Re: [PATCH] pipe_read: don't wake up the writer if the pipe is still full

[Date Prev][Date Next][Thread Prev][Thread Next][Date Index][Thread Index]

 



Hi Oleg,

On 2/28/2025 10:03 PM, Oleg Nesterov wrote:
And... I know, I know you already hate me ;)


Not at all :)

but if you have time, could you check if this patch (with or without the
previous debugging patch) makes any difference? Just to be sure.

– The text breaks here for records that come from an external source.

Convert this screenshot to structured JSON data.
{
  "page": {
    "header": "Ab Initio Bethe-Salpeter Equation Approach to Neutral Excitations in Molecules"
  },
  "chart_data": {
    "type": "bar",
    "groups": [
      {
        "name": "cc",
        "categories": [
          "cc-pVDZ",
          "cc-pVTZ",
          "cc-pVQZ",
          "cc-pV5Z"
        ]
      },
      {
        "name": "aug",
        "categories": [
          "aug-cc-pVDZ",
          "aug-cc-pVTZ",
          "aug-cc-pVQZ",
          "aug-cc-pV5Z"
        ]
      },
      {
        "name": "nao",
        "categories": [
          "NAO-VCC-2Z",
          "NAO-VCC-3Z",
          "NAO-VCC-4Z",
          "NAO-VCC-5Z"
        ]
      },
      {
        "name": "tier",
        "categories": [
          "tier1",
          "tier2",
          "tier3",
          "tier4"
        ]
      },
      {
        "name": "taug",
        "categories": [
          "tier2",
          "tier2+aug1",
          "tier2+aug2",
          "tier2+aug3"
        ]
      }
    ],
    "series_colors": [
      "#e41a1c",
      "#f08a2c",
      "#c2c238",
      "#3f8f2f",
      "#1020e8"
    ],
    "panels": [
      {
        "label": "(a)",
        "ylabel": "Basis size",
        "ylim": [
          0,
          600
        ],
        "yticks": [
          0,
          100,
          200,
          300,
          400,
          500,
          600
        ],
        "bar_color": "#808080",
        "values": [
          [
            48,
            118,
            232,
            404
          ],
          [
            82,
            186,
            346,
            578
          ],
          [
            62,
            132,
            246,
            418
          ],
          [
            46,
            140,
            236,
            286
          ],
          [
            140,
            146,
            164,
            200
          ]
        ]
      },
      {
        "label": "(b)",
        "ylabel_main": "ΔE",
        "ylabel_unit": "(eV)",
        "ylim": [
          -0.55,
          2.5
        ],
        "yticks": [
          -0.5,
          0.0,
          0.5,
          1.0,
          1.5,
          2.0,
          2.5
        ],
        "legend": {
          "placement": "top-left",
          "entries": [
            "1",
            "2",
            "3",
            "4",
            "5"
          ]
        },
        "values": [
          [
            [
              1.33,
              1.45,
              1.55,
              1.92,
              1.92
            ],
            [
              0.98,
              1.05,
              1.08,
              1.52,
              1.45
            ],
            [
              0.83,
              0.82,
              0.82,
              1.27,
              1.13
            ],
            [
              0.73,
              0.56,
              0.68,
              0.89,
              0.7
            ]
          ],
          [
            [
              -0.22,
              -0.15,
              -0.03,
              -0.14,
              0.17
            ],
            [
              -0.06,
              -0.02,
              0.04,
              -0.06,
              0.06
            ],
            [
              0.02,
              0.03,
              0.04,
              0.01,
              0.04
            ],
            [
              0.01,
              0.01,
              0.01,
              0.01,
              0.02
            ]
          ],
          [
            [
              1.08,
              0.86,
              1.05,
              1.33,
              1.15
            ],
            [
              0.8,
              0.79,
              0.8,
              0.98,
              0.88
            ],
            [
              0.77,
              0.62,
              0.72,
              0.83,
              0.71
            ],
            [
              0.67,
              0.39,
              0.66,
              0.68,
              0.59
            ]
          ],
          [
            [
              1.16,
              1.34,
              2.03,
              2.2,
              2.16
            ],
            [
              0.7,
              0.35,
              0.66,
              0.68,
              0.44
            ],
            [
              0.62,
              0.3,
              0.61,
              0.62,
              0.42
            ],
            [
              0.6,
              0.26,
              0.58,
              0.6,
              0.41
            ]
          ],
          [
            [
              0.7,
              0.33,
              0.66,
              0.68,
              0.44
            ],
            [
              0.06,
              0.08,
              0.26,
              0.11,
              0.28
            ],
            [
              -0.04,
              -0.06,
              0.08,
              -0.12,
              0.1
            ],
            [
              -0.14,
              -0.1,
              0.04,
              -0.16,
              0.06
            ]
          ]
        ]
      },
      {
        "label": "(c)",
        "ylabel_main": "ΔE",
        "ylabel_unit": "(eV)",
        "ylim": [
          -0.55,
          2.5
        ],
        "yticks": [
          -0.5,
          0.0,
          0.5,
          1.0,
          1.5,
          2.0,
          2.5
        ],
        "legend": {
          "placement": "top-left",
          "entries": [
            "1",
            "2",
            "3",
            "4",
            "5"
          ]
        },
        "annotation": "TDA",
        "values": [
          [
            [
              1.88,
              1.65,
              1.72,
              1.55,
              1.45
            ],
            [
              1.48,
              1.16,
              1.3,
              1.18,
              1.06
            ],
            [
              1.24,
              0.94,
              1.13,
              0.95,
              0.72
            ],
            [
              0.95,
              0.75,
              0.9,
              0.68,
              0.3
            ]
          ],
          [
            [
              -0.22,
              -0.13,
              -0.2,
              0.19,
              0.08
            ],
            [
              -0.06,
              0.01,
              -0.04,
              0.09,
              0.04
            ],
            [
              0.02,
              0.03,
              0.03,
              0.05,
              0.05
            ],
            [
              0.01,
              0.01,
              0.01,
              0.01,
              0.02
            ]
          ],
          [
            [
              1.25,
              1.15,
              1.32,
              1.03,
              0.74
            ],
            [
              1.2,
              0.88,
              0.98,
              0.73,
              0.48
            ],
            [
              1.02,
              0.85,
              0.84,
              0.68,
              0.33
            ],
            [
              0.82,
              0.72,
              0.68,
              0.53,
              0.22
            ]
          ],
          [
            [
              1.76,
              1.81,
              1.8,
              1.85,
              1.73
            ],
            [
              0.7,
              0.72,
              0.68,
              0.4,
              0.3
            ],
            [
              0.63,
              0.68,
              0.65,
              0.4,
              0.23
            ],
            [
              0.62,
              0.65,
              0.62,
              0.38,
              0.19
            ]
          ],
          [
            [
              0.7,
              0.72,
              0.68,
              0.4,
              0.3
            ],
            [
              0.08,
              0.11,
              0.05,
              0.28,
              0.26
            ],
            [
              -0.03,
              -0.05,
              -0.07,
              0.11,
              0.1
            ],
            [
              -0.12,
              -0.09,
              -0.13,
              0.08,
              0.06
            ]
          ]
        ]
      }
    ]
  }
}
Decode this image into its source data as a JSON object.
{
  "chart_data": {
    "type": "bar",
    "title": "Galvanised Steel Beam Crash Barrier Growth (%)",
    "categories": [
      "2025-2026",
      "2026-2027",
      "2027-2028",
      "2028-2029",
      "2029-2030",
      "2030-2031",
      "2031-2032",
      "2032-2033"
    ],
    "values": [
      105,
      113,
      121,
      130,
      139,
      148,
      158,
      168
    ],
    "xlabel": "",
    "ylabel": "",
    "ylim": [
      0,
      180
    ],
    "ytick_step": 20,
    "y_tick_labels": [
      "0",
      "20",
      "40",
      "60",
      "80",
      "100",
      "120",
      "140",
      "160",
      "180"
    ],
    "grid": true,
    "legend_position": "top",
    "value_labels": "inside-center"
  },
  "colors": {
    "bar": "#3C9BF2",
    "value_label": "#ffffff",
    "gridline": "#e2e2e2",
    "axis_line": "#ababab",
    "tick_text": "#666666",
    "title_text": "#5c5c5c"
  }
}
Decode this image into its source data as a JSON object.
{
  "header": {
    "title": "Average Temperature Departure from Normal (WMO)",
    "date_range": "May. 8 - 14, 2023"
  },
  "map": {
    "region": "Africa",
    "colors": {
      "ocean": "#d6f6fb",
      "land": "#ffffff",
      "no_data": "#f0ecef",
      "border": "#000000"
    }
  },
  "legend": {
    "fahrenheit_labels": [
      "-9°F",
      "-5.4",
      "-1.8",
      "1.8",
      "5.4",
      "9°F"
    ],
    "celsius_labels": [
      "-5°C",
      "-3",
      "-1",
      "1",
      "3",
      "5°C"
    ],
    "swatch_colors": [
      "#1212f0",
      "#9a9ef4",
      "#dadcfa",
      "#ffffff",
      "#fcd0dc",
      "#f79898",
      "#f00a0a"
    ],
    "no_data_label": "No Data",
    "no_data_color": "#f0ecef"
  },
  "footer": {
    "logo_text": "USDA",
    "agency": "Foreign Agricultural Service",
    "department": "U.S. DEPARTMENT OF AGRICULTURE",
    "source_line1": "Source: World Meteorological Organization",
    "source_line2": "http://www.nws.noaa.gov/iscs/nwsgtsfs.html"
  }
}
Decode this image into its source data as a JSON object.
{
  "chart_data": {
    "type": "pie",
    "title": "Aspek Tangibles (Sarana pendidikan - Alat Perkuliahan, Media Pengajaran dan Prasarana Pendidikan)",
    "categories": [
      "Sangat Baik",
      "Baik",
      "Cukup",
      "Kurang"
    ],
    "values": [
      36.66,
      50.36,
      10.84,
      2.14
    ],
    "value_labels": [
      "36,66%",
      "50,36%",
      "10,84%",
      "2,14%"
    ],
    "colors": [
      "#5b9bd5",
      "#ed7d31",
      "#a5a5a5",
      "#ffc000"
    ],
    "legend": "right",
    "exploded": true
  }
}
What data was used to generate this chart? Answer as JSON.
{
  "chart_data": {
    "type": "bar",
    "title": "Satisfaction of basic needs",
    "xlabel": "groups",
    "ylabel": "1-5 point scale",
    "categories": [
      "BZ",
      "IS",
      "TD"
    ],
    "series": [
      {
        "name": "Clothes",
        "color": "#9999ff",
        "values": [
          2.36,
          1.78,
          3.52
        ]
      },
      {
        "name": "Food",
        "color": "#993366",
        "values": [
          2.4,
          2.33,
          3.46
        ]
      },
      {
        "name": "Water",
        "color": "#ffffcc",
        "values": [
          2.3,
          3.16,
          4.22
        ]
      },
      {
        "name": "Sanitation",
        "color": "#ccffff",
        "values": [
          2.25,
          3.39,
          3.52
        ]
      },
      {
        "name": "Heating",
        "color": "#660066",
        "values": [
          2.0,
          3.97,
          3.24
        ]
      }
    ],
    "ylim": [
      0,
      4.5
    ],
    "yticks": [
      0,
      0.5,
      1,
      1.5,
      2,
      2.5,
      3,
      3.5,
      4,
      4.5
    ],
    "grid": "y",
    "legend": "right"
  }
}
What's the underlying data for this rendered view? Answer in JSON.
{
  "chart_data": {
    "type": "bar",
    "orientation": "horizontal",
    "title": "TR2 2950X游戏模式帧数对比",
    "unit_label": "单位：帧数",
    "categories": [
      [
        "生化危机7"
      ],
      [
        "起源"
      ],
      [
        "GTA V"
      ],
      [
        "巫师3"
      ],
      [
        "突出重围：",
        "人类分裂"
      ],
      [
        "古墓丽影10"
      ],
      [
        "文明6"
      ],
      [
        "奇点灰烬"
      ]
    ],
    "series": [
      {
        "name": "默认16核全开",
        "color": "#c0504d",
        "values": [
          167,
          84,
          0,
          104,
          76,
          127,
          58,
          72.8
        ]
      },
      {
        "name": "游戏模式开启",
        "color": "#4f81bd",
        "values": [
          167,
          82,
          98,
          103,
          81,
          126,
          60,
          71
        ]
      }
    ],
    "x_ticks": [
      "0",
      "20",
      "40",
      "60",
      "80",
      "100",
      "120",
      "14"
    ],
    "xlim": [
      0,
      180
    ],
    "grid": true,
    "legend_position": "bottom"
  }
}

Sure, I will give this a try.

But in the meanwhile me and Prateek tried some of the experiments in the weekend.
We were able to reproduce this issue on a third generation EPYC system as well as
on an Intel Emerald Rapids (2 X INTEL(R) XEON(R) PLATINUM 8592+).

We tried heavy hammered tracing approach over the weekend on top of your debug patch.
I have attached the debug patch below. With tracing we found the following case for
pipe_writable():

  hackbench-118768  [206] .....  1029.550601: pipe_write: 000000005eea28ff: 0: 37 38 16: 1

Here,

head = 37
tail = 38
max_usage = 16
pipe_full() returns 1.

Between reading of head and later the tail, the tail seems to have moved ahead of the
head leading to wraparound. Applying the following changes I have not yet run into a
hang on the original machine where I first saw it:

diff --git a/fs/pipe.c b/fs/pipe.c
index ce1af7592780..a1931c817822 100644
--- a/fs/pipe.c
+++ b/fs/pipe.c
@@ -417,9 +417,19 @@ static inline int is_packetized(struct file *file)
 /* Done while waiting without holding the pipe lock - thus the READ_ONCE() */
 static inline bool pipe_writable(const struct pipe_inode_info *pipe)
 {
-	unsigned int head = READ_ONCE(pipe->head);
-	unsigned int tail = READ_ONCE(pipe->tail);
 	unsigned int max_usage = READ_ONCE(pipe->max_usage);
+	unsigned int head, tail;
+
+	tail = READ_ONCE(pipe->tail);
+	/*
+	 * Since the unsigned arithmetic in this lockless preemptible context
+	 * relies on the fact that the tail can never be ahead of head, read
+	 * the head after the tail to ensure we've not missed any updates to
+	 * the head. Reordering the reads can cause wraparounds and give the
+	 * illusion that the pipe is full.
+	 */
+	smp_rmb();
+	head = READ_ONCE(pipe->head);
return !pipe_full(head, tail, max_usage) ||
 		!READ_ONCE(pipe->readers);
---

smp_rmb() on x86 is a nop and even without the barrier we were not able to
reproduce the hang even after 10000 iterations.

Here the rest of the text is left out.